All’indomani del crollo del regime dei Talebani viene dato avvio ai negoziati che porteranno alla costituzione di un governo provvisorio, ma nella Kabul “liberata” le donne continuano ad essere prive di diritti ed di fatto escluse dalla vita civile, politica ed economica del Paese.
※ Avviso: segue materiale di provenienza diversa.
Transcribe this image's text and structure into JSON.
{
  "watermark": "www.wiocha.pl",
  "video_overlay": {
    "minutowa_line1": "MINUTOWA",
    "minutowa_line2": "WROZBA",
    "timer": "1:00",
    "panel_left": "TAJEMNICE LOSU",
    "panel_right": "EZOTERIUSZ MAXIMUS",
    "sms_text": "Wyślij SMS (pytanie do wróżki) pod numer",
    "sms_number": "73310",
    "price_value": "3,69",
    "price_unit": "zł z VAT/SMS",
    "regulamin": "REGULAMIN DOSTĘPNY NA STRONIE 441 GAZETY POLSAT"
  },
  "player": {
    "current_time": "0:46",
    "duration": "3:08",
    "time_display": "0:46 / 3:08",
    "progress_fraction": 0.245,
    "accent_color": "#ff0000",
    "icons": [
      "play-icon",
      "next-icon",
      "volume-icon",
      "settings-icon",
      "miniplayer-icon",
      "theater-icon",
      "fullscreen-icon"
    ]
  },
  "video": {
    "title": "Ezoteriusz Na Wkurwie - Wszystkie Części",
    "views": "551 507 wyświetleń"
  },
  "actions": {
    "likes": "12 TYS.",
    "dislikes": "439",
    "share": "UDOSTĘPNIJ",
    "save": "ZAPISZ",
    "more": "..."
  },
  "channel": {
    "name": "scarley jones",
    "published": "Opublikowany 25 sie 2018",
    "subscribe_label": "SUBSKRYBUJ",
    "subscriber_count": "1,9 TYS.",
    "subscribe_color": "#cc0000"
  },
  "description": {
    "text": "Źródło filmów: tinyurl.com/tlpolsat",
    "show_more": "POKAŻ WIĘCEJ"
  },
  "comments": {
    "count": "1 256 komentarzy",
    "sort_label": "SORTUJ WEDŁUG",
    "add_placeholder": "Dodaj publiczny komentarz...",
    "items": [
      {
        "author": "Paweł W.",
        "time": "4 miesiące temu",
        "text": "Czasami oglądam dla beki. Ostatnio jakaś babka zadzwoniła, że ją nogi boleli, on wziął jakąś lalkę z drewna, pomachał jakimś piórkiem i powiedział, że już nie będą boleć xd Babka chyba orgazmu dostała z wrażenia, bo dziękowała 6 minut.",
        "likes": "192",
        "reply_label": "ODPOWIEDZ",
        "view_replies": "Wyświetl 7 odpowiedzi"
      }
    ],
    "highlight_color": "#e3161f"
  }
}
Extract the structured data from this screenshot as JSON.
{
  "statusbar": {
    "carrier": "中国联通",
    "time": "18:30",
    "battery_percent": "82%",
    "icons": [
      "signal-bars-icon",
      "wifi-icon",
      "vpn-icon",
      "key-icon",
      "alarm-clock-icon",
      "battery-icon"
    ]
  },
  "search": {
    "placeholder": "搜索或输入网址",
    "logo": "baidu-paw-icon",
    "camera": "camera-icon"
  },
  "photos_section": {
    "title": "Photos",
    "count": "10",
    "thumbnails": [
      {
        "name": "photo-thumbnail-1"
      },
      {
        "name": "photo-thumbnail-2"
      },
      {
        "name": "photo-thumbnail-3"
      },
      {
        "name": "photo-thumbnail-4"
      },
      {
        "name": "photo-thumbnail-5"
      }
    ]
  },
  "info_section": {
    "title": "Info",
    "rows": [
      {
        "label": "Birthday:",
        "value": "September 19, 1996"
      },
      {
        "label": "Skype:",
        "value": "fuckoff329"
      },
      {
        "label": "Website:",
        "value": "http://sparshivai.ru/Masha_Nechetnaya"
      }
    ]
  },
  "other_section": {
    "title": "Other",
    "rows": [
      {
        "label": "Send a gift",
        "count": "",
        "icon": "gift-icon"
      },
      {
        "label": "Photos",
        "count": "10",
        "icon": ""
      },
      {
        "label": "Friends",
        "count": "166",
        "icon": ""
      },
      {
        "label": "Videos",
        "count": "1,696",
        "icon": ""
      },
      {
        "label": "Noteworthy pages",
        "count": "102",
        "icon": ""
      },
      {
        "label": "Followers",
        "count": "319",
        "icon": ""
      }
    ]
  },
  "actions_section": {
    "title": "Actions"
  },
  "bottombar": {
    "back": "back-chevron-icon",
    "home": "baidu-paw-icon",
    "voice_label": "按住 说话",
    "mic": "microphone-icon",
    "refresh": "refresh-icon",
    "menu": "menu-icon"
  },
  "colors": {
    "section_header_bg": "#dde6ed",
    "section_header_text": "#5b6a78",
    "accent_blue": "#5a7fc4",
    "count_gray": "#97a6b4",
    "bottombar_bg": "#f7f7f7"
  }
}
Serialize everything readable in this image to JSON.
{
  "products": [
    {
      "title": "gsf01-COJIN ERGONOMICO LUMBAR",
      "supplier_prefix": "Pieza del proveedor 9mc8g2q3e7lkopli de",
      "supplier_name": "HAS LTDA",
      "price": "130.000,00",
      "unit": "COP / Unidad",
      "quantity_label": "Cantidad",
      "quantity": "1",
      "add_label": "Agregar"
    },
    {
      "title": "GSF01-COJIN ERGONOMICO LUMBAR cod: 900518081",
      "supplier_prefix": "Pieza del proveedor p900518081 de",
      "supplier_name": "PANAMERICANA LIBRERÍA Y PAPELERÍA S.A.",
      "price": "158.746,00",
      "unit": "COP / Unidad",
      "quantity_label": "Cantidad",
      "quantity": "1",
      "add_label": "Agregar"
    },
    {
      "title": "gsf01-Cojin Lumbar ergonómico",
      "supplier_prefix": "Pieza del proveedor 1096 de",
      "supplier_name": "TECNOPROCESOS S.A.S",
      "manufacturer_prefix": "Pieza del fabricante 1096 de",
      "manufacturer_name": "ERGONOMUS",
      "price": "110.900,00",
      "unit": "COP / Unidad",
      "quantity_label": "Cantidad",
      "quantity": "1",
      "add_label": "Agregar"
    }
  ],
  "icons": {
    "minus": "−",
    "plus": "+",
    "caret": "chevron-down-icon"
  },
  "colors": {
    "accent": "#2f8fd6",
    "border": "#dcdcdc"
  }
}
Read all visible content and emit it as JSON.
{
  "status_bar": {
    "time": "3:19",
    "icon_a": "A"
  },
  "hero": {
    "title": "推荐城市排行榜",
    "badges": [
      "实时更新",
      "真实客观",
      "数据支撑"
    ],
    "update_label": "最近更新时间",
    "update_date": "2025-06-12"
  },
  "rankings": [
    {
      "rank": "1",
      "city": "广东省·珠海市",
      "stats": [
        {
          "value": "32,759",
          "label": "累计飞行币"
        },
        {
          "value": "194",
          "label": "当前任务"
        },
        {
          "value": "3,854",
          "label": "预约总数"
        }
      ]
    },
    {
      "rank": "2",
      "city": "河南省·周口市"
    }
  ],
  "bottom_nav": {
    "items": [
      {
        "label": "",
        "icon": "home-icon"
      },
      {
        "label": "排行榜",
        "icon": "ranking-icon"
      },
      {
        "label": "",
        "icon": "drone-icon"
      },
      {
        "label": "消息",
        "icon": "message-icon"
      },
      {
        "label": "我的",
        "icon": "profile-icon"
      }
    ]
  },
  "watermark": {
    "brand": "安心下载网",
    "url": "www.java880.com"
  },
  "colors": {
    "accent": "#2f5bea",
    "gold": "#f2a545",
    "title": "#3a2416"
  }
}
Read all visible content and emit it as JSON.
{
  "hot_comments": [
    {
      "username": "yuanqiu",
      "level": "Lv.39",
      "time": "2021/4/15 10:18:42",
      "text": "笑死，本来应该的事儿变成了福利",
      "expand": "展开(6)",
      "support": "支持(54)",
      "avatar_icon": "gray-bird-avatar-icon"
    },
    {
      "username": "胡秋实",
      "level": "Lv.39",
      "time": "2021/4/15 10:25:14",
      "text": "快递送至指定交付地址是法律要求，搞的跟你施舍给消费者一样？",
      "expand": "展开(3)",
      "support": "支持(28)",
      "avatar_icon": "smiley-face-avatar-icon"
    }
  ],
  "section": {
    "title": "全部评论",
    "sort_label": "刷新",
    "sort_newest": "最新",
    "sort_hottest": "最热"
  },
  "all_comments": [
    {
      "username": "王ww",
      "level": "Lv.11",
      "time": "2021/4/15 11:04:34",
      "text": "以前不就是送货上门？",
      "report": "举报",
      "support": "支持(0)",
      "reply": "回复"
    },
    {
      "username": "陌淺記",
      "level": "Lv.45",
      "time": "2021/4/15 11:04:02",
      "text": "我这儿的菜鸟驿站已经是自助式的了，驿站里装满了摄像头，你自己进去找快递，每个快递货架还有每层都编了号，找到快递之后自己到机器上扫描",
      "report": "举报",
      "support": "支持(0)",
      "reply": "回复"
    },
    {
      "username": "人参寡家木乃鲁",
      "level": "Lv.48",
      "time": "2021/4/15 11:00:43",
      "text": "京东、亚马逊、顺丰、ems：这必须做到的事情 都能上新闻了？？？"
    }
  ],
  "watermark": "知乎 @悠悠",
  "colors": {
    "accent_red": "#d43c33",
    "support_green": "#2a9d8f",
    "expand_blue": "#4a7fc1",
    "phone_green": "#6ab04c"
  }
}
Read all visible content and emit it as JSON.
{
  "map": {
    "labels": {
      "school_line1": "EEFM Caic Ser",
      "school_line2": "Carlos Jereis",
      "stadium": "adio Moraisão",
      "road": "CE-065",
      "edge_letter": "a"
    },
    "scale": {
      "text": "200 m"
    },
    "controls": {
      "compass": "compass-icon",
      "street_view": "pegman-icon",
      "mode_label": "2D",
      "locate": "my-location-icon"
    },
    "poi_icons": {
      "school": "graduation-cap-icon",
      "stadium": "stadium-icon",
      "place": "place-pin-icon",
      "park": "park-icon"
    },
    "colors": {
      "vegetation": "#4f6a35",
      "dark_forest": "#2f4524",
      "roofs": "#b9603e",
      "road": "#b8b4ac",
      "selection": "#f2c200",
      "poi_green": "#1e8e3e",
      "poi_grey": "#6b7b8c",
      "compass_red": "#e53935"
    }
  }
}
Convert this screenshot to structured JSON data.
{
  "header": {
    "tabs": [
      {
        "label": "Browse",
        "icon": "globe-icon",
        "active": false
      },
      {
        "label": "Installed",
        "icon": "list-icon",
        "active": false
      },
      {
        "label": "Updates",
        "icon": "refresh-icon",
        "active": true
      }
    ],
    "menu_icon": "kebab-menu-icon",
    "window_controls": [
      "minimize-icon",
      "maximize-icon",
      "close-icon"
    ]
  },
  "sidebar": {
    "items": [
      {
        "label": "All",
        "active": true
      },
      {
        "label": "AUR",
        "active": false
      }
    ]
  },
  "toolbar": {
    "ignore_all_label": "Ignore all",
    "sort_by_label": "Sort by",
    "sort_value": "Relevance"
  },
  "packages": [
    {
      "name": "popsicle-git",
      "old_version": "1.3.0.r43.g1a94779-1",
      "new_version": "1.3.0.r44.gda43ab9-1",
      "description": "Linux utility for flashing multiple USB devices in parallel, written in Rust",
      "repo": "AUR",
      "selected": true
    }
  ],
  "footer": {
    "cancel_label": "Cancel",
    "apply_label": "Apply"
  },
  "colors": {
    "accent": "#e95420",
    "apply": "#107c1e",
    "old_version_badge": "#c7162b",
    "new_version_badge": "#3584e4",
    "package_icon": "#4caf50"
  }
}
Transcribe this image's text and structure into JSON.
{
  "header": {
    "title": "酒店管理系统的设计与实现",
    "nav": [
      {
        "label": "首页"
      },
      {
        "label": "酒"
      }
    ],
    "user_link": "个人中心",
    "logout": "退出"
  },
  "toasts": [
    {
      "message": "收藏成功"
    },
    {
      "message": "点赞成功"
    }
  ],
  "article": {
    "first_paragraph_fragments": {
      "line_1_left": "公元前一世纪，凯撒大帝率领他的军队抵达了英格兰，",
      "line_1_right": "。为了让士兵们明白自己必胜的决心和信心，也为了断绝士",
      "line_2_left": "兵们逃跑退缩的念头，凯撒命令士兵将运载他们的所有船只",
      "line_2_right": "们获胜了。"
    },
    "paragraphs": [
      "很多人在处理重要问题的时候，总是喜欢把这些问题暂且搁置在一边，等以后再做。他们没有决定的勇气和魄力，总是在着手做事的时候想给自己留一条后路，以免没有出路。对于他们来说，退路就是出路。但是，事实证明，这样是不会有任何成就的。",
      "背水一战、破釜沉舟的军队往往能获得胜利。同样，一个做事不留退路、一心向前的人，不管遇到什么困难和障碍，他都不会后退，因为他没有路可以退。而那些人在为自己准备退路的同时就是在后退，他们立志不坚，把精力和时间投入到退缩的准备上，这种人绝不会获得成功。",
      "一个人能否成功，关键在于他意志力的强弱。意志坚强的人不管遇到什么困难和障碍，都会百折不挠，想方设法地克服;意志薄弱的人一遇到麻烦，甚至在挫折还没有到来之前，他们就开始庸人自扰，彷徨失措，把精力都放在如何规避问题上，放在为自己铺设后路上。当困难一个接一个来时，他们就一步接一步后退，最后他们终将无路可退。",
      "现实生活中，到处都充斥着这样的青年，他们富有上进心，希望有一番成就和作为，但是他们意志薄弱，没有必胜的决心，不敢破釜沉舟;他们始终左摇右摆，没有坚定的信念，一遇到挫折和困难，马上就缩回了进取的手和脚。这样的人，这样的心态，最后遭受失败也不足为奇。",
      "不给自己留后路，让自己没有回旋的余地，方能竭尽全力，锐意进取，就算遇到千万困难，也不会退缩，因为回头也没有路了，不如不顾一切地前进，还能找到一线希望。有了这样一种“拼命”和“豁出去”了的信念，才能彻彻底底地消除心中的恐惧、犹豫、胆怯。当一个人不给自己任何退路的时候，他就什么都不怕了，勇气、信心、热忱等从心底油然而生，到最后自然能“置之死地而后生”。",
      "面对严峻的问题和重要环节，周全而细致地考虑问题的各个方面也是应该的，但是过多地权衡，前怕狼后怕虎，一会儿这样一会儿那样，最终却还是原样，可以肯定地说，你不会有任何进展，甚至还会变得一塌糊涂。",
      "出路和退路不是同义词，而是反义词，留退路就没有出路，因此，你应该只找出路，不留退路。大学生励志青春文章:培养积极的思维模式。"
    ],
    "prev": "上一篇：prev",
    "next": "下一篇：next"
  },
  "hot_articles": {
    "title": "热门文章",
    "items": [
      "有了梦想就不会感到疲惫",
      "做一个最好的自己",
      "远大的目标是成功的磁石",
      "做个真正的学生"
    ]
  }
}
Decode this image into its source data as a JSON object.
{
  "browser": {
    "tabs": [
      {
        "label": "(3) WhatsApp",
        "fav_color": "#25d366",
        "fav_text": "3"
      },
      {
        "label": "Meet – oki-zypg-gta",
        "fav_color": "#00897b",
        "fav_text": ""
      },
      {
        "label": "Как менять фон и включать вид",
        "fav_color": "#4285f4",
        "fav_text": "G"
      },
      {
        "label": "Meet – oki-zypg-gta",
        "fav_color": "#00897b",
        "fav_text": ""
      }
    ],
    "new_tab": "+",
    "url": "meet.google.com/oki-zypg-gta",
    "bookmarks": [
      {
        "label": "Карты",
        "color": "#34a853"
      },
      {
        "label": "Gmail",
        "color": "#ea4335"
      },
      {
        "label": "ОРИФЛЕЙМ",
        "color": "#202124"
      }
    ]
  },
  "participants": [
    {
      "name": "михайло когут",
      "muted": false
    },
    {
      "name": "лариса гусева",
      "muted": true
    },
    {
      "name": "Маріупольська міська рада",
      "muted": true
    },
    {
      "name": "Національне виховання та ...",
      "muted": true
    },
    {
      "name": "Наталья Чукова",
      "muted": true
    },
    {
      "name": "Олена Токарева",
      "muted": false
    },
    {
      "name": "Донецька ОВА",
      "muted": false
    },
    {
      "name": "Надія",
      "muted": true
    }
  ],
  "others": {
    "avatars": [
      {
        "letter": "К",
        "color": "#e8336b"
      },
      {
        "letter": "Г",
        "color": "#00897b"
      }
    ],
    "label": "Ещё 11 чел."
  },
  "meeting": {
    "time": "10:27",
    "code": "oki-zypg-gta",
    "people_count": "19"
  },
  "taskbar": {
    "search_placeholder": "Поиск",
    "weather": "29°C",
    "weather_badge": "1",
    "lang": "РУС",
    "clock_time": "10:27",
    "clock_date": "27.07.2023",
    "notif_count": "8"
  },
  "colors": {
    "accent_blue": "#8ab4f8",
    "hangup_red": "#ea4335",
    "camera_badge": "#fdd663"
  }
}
Siamo nel novembre 2001 ed Emma Bonino in un intervento al Parlamento europeo lancia un monito: “...c’è una parola tabù che non sento pronunciare in queste ore di dibattito, che non sento nelle riunioni di negoziato che hanno luogo a Roma o a Peshawar, a Islamabad o a New York.

LE DONNE SONO LA SPINA DORSALE DELL’AFGHANISTAN...

C'è un tabù che intendo, che intendiamo affrontare, ed è la partecipazione delle donne, una partecipazione consistente di donne al governo provvisorio dell'Afghanistan.” Emma Bonino è fermamente convinta che il processo democratico passi necessariamente attraverso un ruolo attivo e centrale delle donne, di tutte quelle donne che un tempo assicuravano all’Afghanistan il 15 per cento dei legistori, il 70 per cento del corpo insegnante, il 40 per cento dei medici; lancia così, con il Partito Radicale Transnazionale, la Prima Giornata Mondiale di Satyagraha, prevista per il 1° dicembre 2001, che si pone come obiettivo l’inclusione delle donne nel governo provvisorio. “L’esperienza ci insegna – dice Emma – che in tema di democrazia e diritti umani, nessuna conquista è mai definitiva né garantita e che solo coloro che hanno perduto un diritto già conquistato hanno l’interesse e la determinazione sufficienti a rinconquistarlo”. Parte quindi la mobilitazione nonviolenta e nel giro di pochi giorni iniziano ad arrivare prestigiose adesioni all’iniziativa. Da Anna Lindh a Benazir Buttho, da Bernard Kouchner a Jack Lang, tutti sono concordi nel ritenere prioritaria, al fine dello sviluppo in senso democratico delle nuove istituzioni del Paese, la riacquisizione, da parte della popolazione femminile afghana, dei propri diritti civili e politici e la partecipazione attiva alla ricostruzione del Paese. Su quest’obiettivo, che sarà poi raggiunto con la nomina di due donne ministre, si mobilitano 6300 cittadini da 103 paesi del mondo e 512 parlamentari da 20 paesi.